Popper responde que é assim que a ciência avança. Uma vez provada a falsidade de uma
conjetura, ela terá de ser reformulada ou abandonada e substituída por uma melhor. Por outro
lado, se os testes não provarem a sua falsidade, isso significa que ela foi apenas corroborada
pela experiência e, nesse caso, podemos considerar que temos boas razoes para a preferir
quando comparada com outras conjeturas que não apresentam o mesmo tipo de resistência aos
testes a que foram submetidas.
Popper defende que nunca devemos deixar de submeter uma conjetura às mais rigorosas
tentativas de refutação, pois essa é uma condição fundamental para o progresso científico.
Assim a ciência evolui de modo irregular através de uma aproximação progressiva à verdade
que resulta do afastamento sucessivo do erro.
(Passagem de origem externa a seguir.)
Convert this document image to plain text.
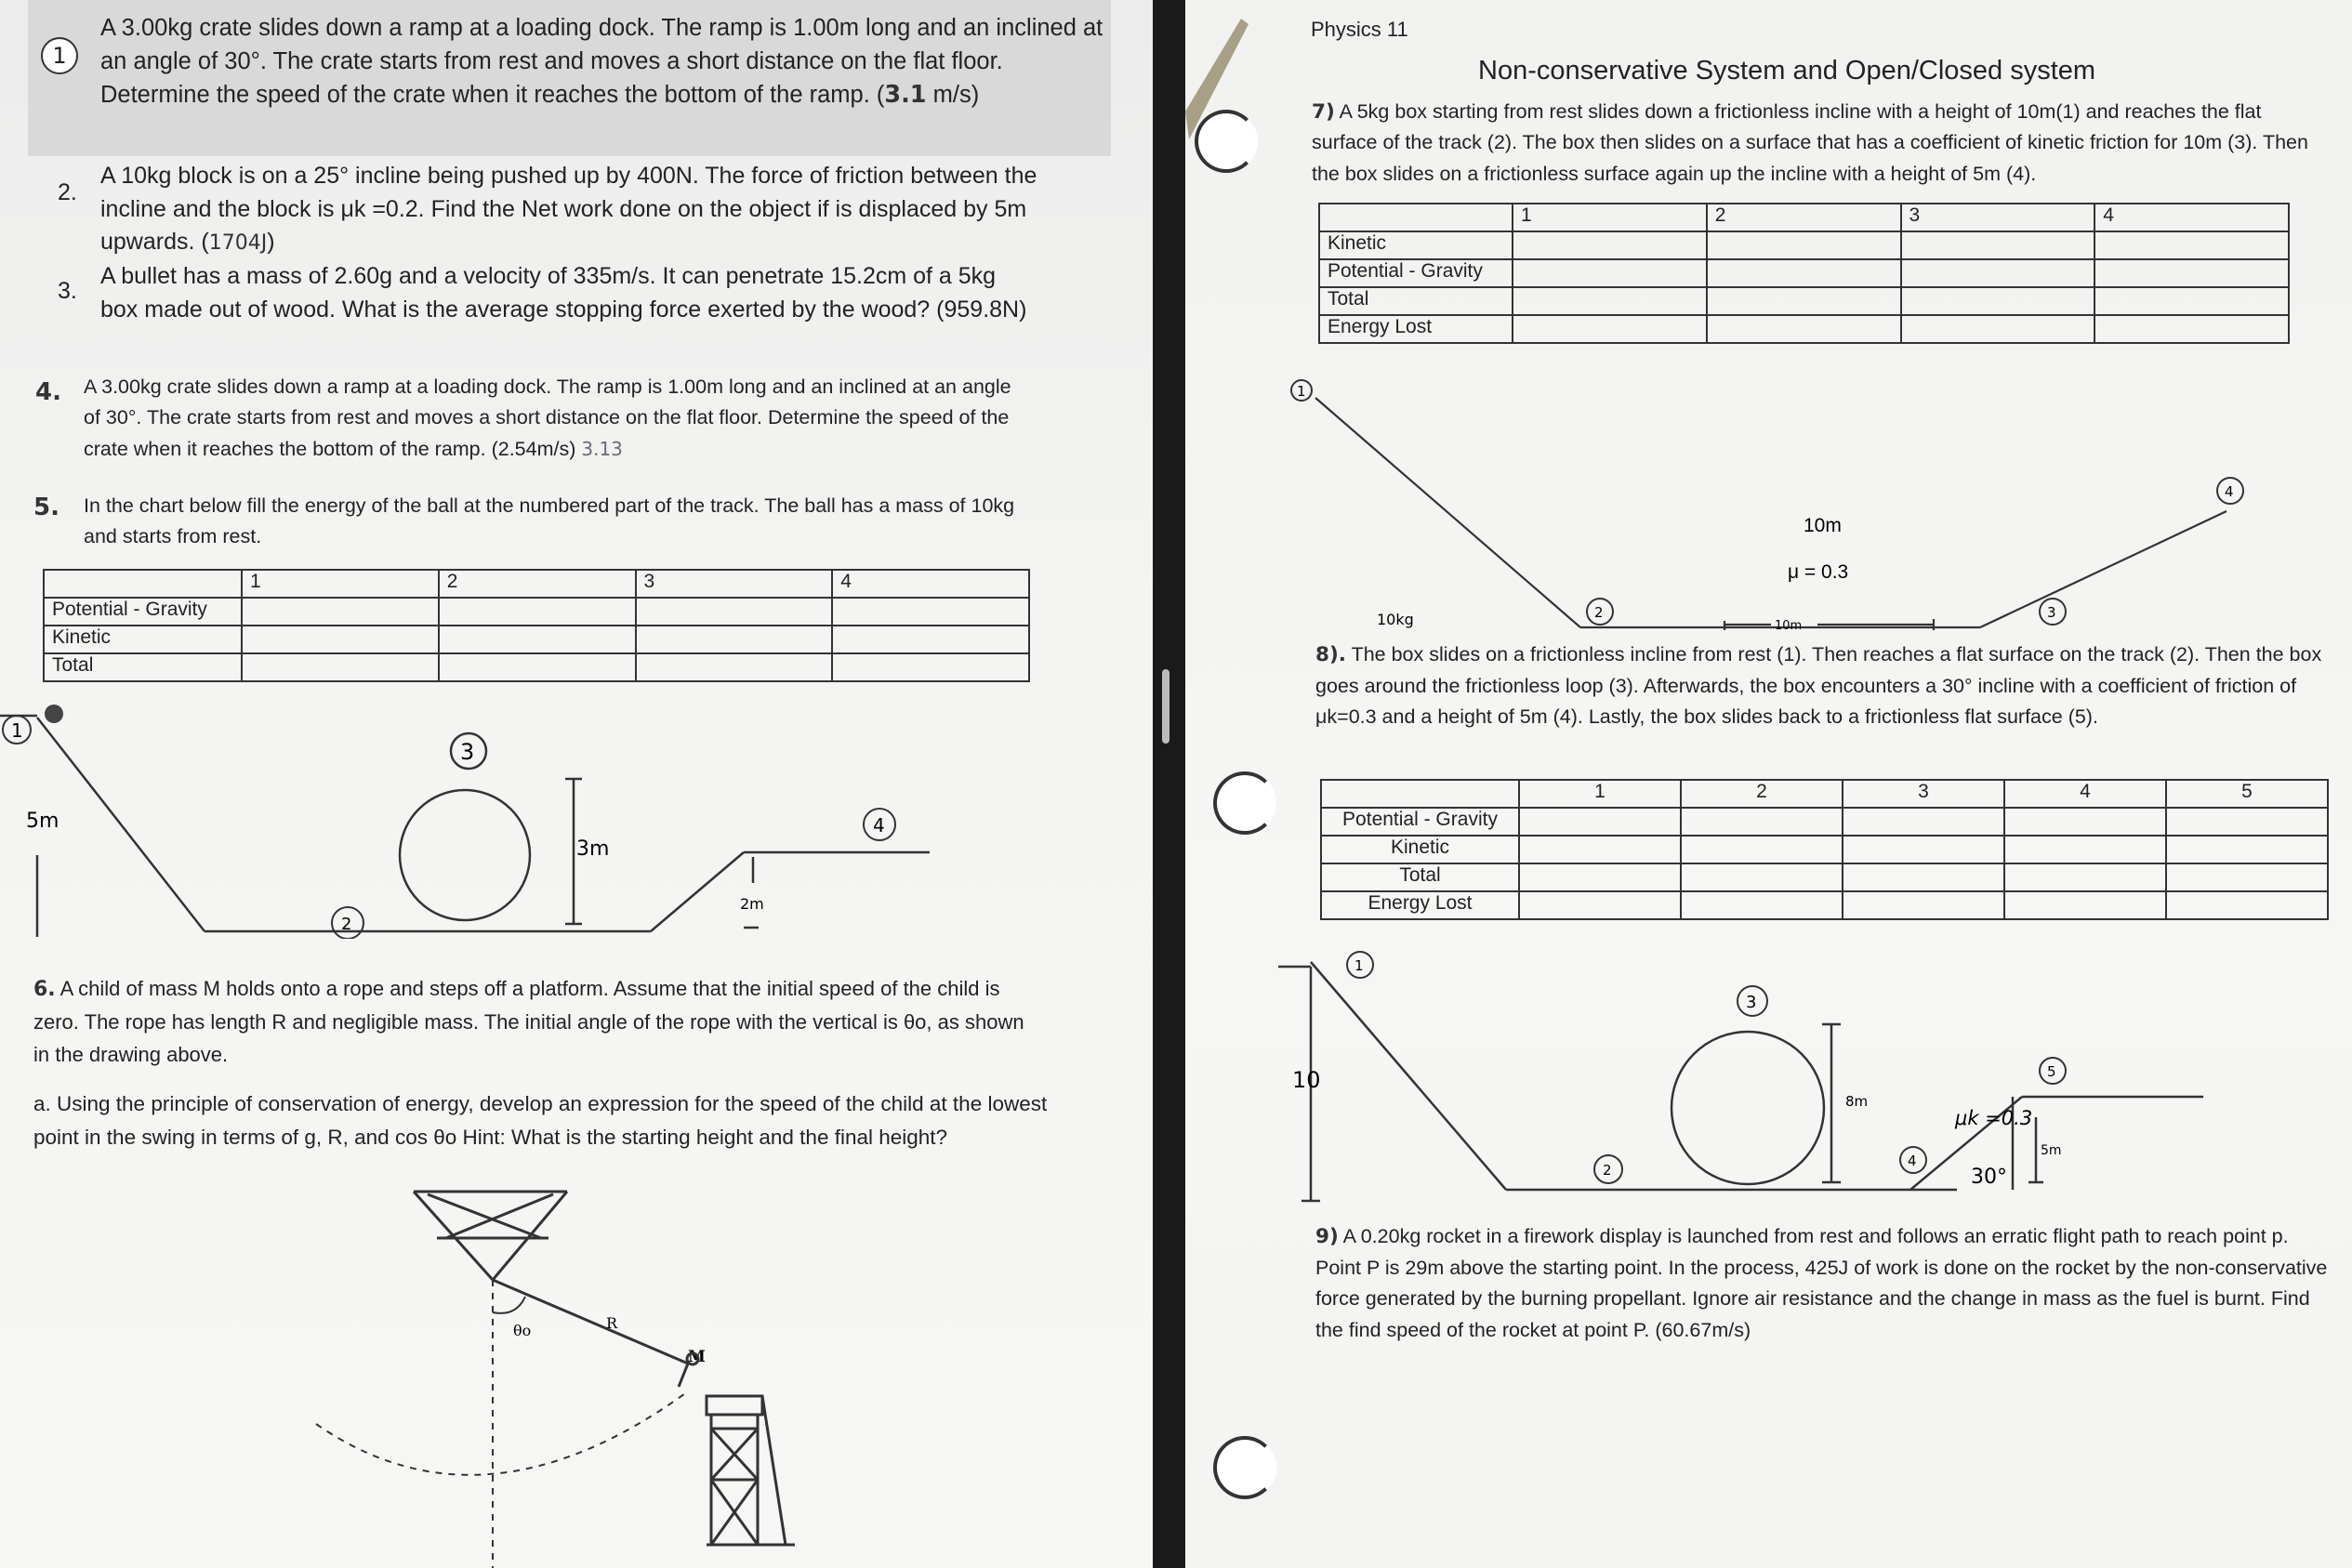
1
A 3.00kg crate slides down a ramp at a loading dock. The ramp is 1.00m long and an inclined at an angle of 30°. The crate starts from rest and moves a short distance on the flat floor. Determine the speed of the crate when it reaches the bottom of the ramp. (3.1 m/s)
2.
A 10kg block is on a 25° incline being pushed up by 400N. The force of friction between the incline and the block is μk =0.2. Find the Net work done on the object if is displaced by 5m upwards. (1704J)
3.
A bullet has a mass of 2.60g and a velocity of 335m/s. It can penetrate 15.2cm of a 5kg box made out of wood. What is the average stopping force exerted by the wood? (959.8N)
4. A 3.00kg crate slides down a ramp at a loading dock. The ramp is 1.00m long and an inclined at an angle of 30°. The crate starts from rest and moves a short distance on the flat floor. Determine the speed of the crate when it reaches the bottom of the ramp. (2.54m/s) 3.13
5. In the chart below fill the energy of the ball at the numbered part of the track. The ball has a mass of 10kg and starts from rest.
	1	2	3	4
Potential - Gravity				
Kinetic				
Total				
1
5m
2
3
3m
4
2m
6. A child of mass M holds onto a rope and steps off a platform. Assume that the initial speed of the child is zero. The rope has length R and negligible mass. The initial angle of the rope with the vertical is θo, as shown in the drawing above.
a. Using the principle of conservation of energy, develop an expression for the speed of the child at the lowest point in the swing in terms of g, R, and cos θo Hint: What is the starting height and the final height?
θo	R
M
Physics 11
Non-conservative System and Open/Closed system
7) A 5kg box starting from rest slides down a frictionless incline with a height of 10m(1) and reaches the flat surface of the track (2). The box then slides on a surface that has a coefficient of kinetic friction for 10m (3). Then the box slides on a frictionless surface again up the incline with a height of 5m (4).
	1	2	3	4
Kinetic				
Potential - Gravity				
Total				
Energy Lost				
1
2	3
4
10m
μ = 0.3
10kg	10m
8). The box slides on a frictionless incline from rest (1). Then reaches a flat surface on the track (2). Then the box goes around the frictionless loop (3). Afterwards, the box encounters a 30° incline with a coefficient of friction of μk=0.3 and a height of 5m (4). Lastly, the box slides back to a frictionless flat surface (5).
	1	2	3	4	5
Potential - Gravity					
Kinetic					
Total					
Energy Lost					
1
10
2
3
8m
4
μk =0.3
5
30°
5m
9) A 0.20kg rocket in a firework display is launched from rest and follows an erratic flight path to reach point p. Point P is 29m above the starting point. In the process, 425J of work is done on the rocket by the non-conservative force generated by the burning propellant. Ignore air resistance and the change in mass as the fuel is burnt. Find the find speed of the rocket at point P. (60.67m/s)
Ou seja, nunca podemos saber que uma teoria científica conjetura é conclusivamente
verdadeira e, nunca podemos dizer que alcançamos a verdade, mas podemos saber que certas
teorias ou conjeturas são falsas, o que significa que estamos mais próximo da verdade do que
antigamente.
Se em jejum os coelhos são carnívoros e formos à procura de mais um coelho em jejum seja
carnívoro, apenas estamos a aumentar a nossa amostra e fazer-nos acreditar que em jejum
todos os coelhos são carnívoros.
Contudo esta teoria não é considerada verdadeira porque não exclui a possibilidade de
encontrarmos um coelho em jejum que não seja carnívoro, só podemos afirmar que ate agora
não encontramos nenhum coelho que em jejum não seja carnívoro.
Assim a hipótese geral é verdadeira, pois foi corroborada por tudo aquilo que ate agora se
observou na natureza. Porem se encontráramos um coelho que em jejum não seja carnívoro, a
nossa hipótese é falsa e aí podemos afirmar que em jejum nem todos os coelhos são carnívoros.